Katie Johnson: That's a good feeling, I'm sure. What about when you're not working? What do you enjoy doing?
Dr. Ropes: Actually, when I'm not doing what my wife wants me to do on the weekends, I'm a beekeeper.
Katie Johnson: Oh, interesting.
Dr. Ropes: I raise the bees and other interests. I do stained glass. And lastly I hunt. I am the world's greatest hunter, but I'm not particularly the world's greatest success at it, but...
Katie Johnson: Greatest hunter, but not the greatest shot. Is that what you're saying?
Dr. Ropes: Well I'm a good shot too it's just that I'm a great deer hunter but not a great deer killer.
Katie Johnson: Oh, I got it.
Dr. Ropes: There you go.
Katie Johnson: Got it. Well fascinating hobbies. So diverse and really nice to get to know you a little bit better on this morning show. Anything else you'd like our listeners to know about you before we wrap up today?
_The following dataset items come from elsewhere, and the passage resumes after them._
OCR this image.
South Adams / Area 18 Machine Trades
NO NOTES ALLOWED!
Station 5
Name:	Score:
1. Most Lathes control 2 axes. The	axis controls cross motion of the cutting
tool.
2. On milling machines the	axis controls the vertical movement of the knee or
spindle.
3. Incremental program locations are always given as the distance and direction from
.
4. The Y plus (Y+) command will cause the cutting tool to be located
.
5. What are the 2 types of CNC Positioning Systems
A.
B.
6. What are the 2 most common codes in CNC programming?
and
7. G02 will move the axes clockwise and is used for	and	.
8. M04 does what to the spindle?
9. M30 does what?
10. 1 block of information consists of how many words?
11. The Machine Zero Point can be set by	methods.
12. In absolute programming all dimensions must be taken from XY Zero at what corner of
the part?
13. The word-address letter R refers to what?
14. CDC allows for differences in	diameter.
Dr. Ropes: Well, nothing personally about me, but we are here and you know there was a hiatus for awhile without urology care and I'm hoping that people will... The word will get out that we can now offer almost all services here locally.
Katie Johnson: Right, right. And we are so glad to share that message this morning to introduce you, Dr. Milton Ropes, urologist. New to our medical staff here and as you mentioned, really emphasize that urology services are here, right here, close to home in Fergus Falls at our urology clinic. So give us a call. Dr. Ropes, thanks for sharing your time with us and your story with us this morning and welcome full-time now to the team at Lake Region healthcare.
Dr. Ropes: Well thank you Katie for having me.
Katie Johnson: Dr. Milton Ropes and Katie Johnson on Apple a Day today reminding you there is so much to do here. Stay healthy for it. Have a great day.